Ce projet, en gestation et en discussion depuis au moins huit ans, va être examiné en commission à partir de jeudi, puis soumis à l’aval des États membres réunis à Paris de mardi jusqu’au 27 novembre pour la 40e conférence générale de l’Organisation des Nations unies pour l’Éducation, la Science et la Culture (Unesco). 

Il vise à « faciliter la mobilité et l’inclusion », à « donner à tous les étudiants le droit à l’éducation et, aux pays, l’occasion de ne pas gâcher les compétences des personnes qui se déplacent », a souligné la directrice adjointe de l’Unesco, Stefania Giannini, au cours d’un point de presse. 

Si elle est adoptée, il s’agira de la première convention mondiale des Nations unies sur l’enseignement supérieur, qui complètera les cinq conventions régionales sur le sujet existantes, sous la houlette de cette organisation. 

La première étape consistera à avoir un petit groupe de pays pionniers qui la ratifieront. 

Ce faisant, « les États s’engageront à reconnaître les études suivies par les étudiants dans leur pays d’origine, à définir des critères d’équivalence transparents et à leur garantir un accès à leurs systèmes universitaires », a-t-on expliqué à l’Unesco. 

« Il y a aujourd’hui 224 millions d’étudiants, un nombre qui a doublé en dix ans. Cinq millions étudient à l’étranger, dont 2,5 millions hors de leur région d’origine.(...) Les échanges sont aujourd’hui très compliqués, sauf au sein d’une même région. Il faut des lignes directrices, un système dans lequel on sait situer l’étudiant », a plaidé Mme Giannini. 

« La mobilité est la clef.
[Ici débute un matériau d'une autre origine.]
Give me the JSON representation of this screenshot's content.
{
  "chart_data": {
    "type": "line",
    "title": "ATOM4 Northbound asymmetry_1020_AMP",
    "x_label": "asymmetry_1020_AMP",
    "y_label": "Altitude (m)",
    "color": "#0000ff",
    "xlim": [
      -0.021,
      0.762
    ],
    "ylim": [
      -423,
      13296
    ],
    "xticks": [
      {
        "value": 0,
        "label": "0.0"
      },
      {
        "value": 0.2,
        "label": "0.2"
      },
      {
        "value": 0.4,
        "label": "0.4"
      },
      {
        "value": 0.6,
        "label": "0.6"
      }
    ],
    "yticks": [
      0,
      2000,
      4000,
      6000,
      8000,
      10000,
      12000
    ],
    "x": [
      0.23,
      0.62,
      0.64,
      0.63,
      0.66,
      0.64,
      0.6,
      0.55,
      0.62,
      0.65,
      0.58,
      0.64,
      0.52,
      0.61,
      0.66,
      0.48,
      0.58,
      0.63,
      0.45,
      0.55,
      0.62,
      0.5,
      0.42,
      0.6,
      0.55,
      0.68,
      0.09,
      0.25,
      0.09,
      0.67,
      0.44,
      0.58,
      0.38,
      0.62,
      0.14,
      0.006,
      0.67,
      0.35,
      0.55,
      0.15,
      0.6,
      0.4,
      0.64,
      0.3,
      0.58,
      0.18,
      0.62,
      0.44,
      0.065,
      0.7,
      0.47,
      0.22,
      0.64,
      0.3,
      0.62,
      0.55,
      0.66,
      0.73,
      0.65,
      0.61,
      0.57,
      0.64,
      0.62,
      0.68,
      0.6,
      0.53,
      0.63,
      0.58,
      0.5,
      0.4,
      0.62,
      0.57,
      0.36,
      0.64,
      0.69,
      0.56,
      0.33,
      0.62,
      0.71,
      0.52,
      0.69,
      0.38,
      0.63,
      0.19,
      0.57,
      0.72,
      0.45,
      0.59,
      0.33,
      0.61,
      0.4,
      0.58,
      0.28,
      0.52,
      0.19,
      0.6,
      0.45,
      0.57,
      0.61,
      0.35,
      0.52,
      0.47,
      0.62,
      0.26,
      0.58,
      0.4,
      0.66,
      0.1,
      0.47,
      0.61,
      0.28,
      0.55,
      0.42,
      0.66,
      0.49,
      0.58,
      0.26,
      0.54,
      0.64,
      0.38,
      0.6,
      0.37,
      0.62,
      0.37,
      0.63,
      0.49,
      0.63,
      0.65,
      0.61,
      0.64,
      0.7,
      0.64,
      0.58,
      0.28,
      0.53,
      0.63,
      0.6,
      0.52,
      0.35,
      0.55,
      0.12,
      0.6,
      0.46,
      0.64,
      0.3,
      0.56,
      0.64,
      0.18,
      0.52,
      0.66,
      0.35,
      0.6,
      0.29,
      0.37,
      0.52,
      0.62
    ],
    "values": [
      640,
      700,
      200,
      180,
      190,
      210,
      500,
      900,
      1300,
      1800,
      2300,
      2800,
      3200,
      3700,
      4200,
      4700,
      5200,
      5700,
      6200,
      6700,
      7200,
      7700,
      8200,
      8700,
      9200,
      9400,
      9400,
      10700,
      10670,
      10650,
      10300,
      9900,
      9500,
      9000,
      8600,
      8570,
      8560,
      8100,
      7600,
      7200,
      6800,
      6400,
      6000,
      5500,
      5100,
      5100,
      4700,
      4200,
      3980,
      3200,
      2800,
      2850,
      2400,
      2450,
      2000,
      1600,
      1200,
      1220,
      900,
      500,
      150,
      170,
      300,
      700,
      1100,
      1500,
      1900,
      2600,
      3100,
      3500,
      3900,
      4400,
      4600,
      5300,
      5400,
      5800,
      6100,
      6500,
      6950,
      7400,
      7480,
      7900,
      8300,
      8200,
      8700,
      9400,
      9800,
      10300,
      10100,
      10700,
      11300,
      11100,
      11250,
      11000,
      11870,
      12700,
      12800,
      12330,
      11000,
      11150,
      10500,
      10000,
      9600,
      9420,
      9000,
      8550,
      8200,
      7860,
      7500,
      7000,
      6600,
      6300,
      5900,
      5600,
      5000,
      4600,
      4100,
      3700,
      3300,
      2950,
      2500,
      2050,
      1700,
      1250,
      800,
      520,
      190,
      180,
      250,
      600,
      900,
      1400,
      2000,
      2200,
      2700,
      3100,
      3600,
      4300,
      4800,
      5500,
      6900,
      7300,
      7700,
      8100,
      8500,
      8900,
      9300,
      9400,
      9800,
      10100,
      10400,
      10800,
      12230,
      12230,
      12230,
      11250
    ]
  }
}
Dans une société fondée sur le savoir, la valeur ajoutée d’un simple mécanisme (le cadre donné par la convention, NDLR) est un vrai tournant », a-t-elle estimé. 

En outre, cette convention devrait bénéficier aux migrants et aux réfugiés qui faute de voir reconnaître leurs qualifications dans leur pays d’accueil et, souvent, faute de tout document pouvant les prouver, voient notamment la poursuite d’études et la recherche de travail entravées. 

Pour répondre à ce problème spécifique, l’Unesco a aussi récemment inauguré un Passeport de qualifications pour les réfugiés et les migrants vulnérables, s’appuyant sur le modèle du passeport européen des qualifications des réfugiés, dont l’initiative revient à l’Agence norvégienne pour l’assurance qualité dans l’éducation et au Conseil de l’Europe. 

Les 15 premiers de ces « passeports » ont été délivrés à des réfugiés en Zambie, qui accueille d’importants camps de réfugiés et où des nationaux ont été formés à l’évaluation de leurs qualifications. L’expérience devrait être étendue l’an prochain à d’autres régions, comme l’Amérique latine, selon l’Unesco.